Maybe I am alone in my engineering experience, but I would guess that I’m not. In fact, most of the people I have talked to feel similarly about their engineering education. Curriculums are reduced to a set of dry learning objectives, while boring, convoluted labs are stacked on top of numbing problems sets. Metrics are driven more by average GPA, graduation rates, and the jobs students are getting, rather than the brilliance, novelty, and quality of their work.

Essentially, everything that gives you energy- the understanding, the feeling of accomplishment, and the pride that comes from creating something meaningful is stripped away under the pretense of academic rigor. “It’s hard because that’s what real engineering is like”, “You’ll have to do this in industry”, “If you think this is hard, then you should major in something else”- this is the steady stream bullshit fed to engineering students, likely the day after they stayed up until 5 AM studying for a test that the professor made so difficult it wouldn’t even matter.

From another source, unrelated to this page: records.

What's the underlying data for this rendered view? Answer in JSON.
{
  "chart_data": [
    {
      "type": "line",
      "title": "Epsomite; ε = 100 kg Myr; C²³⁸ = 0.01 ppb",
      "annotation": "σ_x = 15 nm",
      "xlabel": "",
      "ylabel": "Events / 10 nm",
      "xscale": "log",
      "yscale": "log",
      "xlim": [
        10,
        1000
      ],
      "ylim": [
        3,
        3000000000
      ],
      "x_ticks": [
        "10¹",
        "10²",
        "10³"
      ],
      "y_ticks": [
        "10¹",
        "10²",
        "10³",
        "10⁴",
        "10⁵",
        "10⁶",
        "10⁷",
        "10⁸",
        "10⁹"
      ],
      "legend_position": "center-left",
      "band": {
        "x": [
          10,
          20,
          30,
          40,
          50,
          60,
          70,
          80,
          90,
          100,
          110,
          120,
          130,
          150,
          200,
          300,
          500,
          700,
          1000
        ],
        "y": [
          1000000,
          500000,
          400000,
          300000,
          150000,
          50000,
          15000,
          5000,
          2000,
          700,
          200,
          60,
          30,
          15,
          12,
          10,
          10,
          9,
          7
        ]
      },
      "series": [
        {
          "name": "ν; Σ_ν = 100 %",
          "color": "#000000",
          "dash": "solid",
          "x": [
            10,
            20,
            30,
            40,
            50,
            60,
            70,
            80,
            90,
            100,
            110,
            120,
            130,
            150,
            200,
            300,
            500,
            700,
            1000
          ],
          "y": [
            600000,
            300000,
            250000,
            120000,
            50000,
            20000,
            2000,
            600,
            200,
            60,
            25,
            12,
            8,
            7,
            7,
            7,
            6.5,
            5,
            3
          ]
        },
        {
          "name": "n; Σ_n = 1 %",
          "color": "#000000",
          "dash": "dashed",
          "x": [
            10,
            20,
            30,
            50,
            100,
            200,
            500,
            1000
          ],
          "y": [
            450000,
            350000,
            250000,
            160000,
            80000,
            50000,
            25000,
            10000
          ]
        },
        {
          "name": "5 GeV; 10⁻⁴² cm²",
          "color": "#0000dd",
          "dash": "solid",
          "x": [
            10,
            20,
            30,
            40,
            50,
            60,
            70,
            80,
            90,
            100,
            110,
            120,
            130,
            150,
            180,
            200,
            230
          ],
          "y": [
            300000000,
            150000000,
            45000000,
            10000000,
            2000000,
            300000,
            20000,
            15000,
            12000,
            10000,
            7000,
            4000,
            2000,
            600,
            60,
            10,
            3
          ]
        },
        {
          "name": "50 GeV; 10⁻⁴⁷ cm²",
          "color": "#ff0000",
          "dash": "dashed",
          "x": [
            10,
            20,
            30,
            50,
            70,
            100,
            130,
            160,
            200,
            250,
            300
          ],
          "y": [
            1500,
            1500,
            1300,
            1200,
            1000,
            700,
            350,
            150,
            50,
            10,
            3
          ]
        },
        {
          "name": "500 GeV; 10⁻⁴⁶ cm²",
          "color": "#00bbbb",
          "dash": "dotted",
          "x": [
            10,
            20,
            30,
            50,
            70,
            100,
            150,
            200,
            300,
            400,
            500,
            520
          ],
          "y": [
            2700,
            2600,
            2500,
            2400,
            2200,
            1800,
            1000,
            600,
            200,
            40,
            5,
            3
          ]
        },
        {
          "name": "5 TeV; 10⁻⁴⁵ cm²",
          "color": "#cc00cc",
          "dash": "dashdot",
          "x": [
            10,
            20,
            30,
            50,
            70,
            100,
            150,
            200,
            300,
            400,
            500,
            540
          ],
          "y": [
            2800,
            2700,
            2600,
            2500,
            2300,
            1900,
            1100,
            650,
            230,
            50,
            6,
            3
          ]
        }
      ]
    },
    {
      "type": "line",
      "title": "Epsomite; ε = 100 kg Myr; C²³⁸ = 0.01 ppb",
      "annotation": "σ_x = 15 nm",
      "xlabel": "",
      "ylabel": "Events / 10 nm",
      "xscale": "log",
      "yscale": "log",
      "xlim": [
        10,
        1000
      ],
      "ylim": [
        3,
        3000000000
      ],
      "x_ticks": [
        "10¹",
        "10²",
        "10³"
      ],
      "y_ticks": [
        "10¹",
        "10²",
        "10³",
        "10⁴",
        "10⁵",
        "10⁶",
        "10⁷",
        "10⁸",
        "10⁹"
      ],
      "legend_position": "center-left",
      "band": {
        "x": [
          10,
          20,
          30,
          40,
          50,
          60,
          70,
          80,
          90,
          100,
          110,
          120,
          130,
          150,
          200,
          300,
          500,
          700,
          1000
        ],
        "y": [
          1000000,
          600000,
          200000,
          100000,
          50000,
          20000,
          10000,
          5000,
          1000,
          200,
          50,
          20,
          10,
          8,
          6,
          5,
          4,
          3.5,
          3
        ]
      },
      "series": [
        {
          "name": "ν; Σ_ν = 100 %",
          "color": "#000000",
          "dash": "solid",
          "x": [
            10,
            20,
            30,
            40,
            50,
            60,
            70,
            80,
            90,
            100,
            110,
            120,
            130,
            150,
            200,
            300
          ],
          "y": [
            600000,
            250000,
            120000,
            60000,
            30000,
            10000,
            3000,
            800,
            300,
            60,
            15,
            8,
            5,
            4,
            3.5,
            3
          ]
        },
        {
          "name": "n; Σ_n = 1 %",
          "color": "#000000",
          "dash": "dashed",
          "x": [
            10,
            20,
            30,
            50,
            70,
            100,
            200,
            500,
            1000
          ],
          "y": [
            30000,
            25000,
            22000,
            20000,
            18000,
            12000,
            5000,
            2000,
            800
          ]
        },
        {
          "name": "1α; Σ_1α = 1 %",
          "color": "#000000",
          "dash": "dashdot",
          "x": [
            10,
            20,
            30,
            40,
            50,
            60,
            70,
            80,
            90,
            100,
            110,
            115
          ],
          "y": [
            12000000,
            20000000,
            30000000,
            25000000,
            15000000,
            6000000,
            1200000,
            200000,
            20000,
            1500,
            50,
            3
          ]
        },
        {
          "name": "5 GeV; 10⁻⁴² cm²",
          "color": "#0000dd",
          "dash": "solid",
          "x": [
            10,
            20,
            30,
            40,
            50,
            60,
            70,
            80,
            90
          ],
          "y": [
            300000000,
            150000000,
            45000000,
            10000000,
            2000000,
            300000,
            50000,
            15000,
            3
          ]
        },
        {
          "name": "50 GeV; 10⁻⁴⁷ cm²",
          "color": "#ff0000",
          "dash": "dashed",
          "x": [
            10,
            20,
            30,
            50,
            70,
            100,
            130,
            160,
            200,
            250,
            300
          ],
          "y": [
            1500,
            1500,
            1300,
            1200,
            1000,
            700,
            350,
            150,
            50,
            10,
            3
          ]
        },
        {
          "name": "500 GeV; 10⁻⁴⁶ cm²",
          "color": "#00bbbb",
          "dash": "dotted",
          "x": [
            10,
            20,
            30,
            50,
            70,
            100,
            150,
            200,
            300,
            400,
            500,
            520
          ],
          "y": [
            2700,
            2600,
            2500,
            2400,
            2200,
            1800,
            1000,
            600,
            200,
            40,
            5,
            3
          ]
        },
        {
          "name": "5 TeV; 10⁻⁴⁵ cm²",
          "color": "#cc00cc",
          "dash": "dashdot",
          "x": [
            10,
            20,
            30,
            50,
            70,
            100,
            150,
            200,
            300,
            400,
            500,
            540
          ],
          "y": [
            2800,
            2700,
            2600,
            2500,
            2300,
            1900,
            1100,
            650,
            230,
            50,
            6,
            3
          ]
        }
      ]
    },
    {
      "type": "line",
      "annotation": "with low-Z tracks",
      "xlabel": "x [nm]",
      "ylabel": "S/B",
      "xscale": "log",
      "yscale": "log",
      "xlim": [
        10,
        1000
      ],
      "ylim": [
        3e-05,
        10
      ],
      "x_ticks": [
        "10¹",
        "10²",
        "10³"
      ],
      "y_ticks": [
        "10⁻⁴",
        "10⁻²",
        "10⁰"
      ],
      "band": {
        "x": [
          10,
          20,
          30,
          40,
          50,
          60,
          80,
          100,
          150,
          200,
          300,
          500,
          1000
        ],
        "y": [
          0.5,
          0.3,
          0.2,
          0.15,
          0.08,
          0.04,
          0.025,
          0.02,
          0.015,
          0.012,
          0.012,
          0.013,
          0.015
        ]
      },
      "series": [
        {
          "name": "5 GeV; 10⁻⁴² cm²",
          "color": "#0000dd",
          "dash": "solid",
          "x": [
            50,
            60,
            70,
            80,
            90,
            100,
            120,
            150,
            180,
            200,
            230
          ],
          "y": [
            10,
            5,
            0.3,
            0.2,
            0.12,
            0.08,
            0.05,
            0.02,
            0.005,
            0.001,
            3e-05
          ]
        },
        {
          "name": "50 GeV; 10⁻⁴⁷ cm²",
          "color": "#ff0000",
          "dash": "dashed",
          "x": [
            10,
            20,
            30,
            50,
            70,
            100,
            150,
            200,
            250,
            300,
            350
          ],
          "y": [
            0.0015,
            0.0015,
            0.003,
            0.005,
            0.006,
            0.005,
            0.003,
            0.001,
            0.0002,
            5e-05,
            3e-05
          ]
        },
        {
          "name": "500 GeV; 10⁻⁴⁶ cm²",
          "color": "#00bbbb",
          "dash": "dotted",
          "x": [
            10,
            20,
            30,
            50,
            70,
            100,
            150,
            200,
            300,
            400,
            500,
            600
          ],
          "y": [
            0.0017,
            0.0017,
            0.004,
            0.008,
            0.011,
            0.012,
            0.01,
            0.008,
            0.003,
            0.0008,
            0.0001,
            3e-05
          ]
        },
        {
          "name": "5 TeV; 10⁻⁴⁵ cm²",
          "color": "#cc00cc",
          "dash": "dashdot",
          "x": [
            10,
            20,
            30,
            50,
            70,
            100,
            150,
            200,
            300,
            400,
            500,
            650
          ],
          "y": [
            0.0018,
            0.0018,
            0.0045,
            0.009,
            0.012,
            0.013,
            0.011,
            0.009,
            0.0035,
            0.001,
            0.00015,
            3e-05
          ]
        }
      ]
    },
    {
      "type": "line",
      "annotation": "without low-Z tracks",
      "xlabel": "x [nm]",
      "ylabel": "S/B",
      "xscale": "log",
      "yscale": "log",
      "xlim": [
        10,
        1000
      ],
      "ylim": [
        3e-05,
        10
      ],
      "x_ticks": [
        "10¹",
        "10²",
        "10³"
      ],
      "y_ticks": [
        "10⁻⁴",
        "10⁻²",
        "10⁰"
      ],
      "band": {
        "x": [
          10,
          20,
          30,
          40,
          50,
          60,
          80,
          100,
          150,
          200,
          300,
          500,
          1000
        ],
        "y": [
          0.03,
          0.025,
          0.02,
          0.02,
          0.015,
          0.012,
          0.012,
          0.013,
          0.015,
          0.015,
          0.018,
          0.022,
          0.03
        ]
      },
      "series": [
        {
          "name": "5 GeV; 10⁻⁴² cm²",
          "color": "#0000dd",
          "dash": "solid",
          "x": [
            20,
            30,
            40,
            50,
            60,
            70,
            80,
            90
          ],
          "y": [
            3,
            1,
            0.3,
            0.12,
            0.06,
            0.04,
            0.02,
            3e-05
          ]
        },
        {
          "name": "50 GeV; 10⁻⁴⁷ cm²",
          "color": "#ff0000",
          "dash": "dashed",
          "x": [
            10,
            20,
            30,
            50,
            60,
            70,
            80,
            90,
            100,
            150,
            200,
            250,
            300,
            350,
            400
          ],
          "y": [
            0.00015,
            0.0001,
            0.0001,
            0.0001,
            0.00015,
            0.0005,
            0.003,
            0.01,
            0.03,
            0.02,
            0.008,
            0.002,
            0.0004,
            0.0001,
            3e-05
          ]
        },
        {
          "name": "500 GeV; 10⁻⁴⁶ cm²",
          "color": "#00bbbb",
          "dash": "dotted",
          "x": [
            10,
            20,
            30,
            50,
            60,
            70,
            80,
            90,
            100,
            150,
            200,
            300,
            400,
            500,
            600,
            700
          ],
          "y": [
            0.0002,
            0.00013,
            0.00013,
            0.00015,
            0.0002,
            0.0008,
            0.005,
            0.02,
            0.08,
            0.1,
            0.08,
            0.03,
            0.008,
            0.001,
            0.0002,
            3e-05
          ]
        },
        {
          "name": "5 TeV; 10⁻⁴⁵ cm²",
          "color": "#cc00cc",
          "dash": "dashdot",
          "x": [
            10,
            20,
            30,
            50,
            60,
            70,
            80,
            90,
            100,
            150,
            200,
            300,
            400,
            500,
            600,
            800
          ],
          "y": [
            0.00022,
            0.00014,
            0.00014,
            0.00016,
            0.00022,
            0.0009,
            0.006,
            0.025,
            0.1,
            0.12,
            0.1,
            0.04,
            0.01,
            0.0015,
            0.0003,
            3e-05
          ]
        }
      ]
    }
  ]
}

The best way to help teach people how to be great engineers might just not require schools to quite literally ruin students’ lives. Maybe- now this might be a really wild thought- we should think about why students want to be engineers. Unsurprisingly, that reason aligns perfectly with what engineers do. I want to build things. Engineers build things. Why is there all this garbage in the middle? Schools have somehow convinced us that in order to build things, we have to sacrifice our mental, physical, and social health.

That has nothing to do with engineering. Engineering is about creating and solving problems and helping improve people’s lives. Everything we learn should be centered around the mission to create something meaningful- especially if we want students to be engineers. This mission is a more compelling motivator than any haughty pretense enumerated by schools. Since rediscovering what it means to be an engineer, I have also rediscovered the energy and passion that drew me to engineering in the first place, and in doing so, I am more content than I have been since I started school. I encourage my similarly disillusioned colleagues to forget about school and academics; I think they’ll find how much they still love engineering the same way I did.